The mandatory introduction of the Common University Entrance Test (CUET) for undergraduate programmes in 2022, did not work out well for the Central University of Karnataka. The university, by the end of the admission phase, ended up with fewer students than the preceding year. With students finding it easier to cancel admissions through the common admission platform dozens of seats are vacant in each department.
"The only disadvantage [of CUET] is that students from Delhi, Rajasthan, etc, take admission here but when they get admission back in their state, they cancel admission and go away. So, there is a sharp decline in admission this year. Now it is easy for students to cancel their admission as we have to refund the whole fee if the students cancel ... within the stipulated period," said Basavaraj P Donur, registrar, Central University of Karnataka.

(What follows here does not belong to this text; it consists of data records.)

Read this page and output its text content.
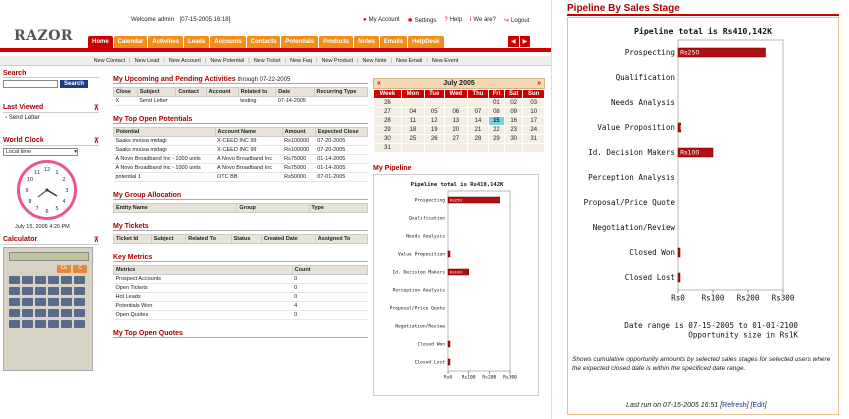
RAZOR
Welcome admin [07-15-2005 16:18]	● My Account ✱ Settings ? Help i We are? ↪ Logout
Home	Calendar	Activities	Leads	Accounts	Contacts	Potentials	Products	Notes	Emails	HelpDesk	◀	▶
New Contact | New Lead | New Account | New Potential | New Ticket | New Faq | New Product | New Note | New Email | New Event
Search
Search
Last Viewed	⊼
▪ Send Letter
World Clock	⊼
Local time	▾
12 1
2
3
4
5
6
7
8
9
10
11
July 15, 2005 4:20 PM
Calculator	⊼
CE	C
My Upcoming and Pending Activities through 07-22-2005
Close	Subject	Contact	Account	Related to	Date	Recurring Type
X	Send Letter			testing	07-14-2005	
My Top Open Potentials
Potential	Account Name	Amount	Expected Close
Saaks moüsa midagi	X-CEED INC 99	Rs100000	07-20-2005
Saaks moüsa midagi	X-CEED INC 99	Rs100000	07-20-2005
A Novo Broadband Inc - 1000 units	A Novo Broadband Inc	Rs75000	01-14-2005
A Novo Broadband Inc - 1000 units	A Novo Broadband Inc	Rs75000	01-14-2005
potential 1	OTC BB	Rs50000	07-01-2005
My Group Allocation
Entity Name	Group	Type
My Tickets
Ticket Id	Subject	Related To	Status	Created Date	Assigned To
Key Metrics
Metrics	Count
Prospect Accounts	0
Open Tickets	0
Hot Leads	0
Potentials Won	4
Open Quotes	0
My Top Open Quotes
«	July 2005	»
Week	Mon	Tue	Wed	Thu	Fri	Sat	Sun
26					01	02	03
27	04	05	06	07	08	09	10
28	11	12	13	14	15	16	17
29	18	19	20	21	22	23	24
30	25	26	27	28	29	30	31
31							
My Pipeline
Pipeline total is Rs410,142K
Prospecting Rs250
Qualification
Needs Analysis
Value Proposition Rs8
Id. Decision Makers Rs100
Perception Analysis
Proposal/Price Quote
Negotiation/Review
Closed Won Rs2
Closed Lost Rs2
Rs0 Rs100 Rs200 Rs300
Pipeline By Sales Stage
Pipeline total is Rs410,142K
Prospecting Rs250
Qualification
Needs Analysis
Value Proposition Rs8
Id. Decision Makers Rs100
Perception Analysis
Proposal/Price Quote
Negotiation/Review
Closed Won Rs2
Closed Lost Rs2
Rs0 Rs100 Rs200 Rs300
Date range is 07-15-2005 to 01-01-2100
Opportunity size in Rs1K
Shows cumulative opportunity amounts by selected sales stages for selected users where the expected closed date is within the specificed date range.
Last run on 07-15-2005 16:51 [Refresh] [Edit]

"For all our programmes, all seats were filled in the beginning but since we started our classes, a minimum of seven to eight students in each department cancelled their admission....if we were a JNU, DU, BHU, etc., they wouldn't face this problem. Given an opportunity, any student would go for the big central universities," said Donur. The universities he referred to are the long-established Jawaharlal Nehru University (JNU), Delhi University (DU) and Banaras Hindu University (BHU).
Universities that conducted their own exams or admitted students based on Class 12 marks at the undergraduate level were all directed to adopt CUET a single, centralised exam conducted by the National Testing Agency - for the first-time last year. However, the sweeping changes in the admission process have affected some of the smaller central universities adversely.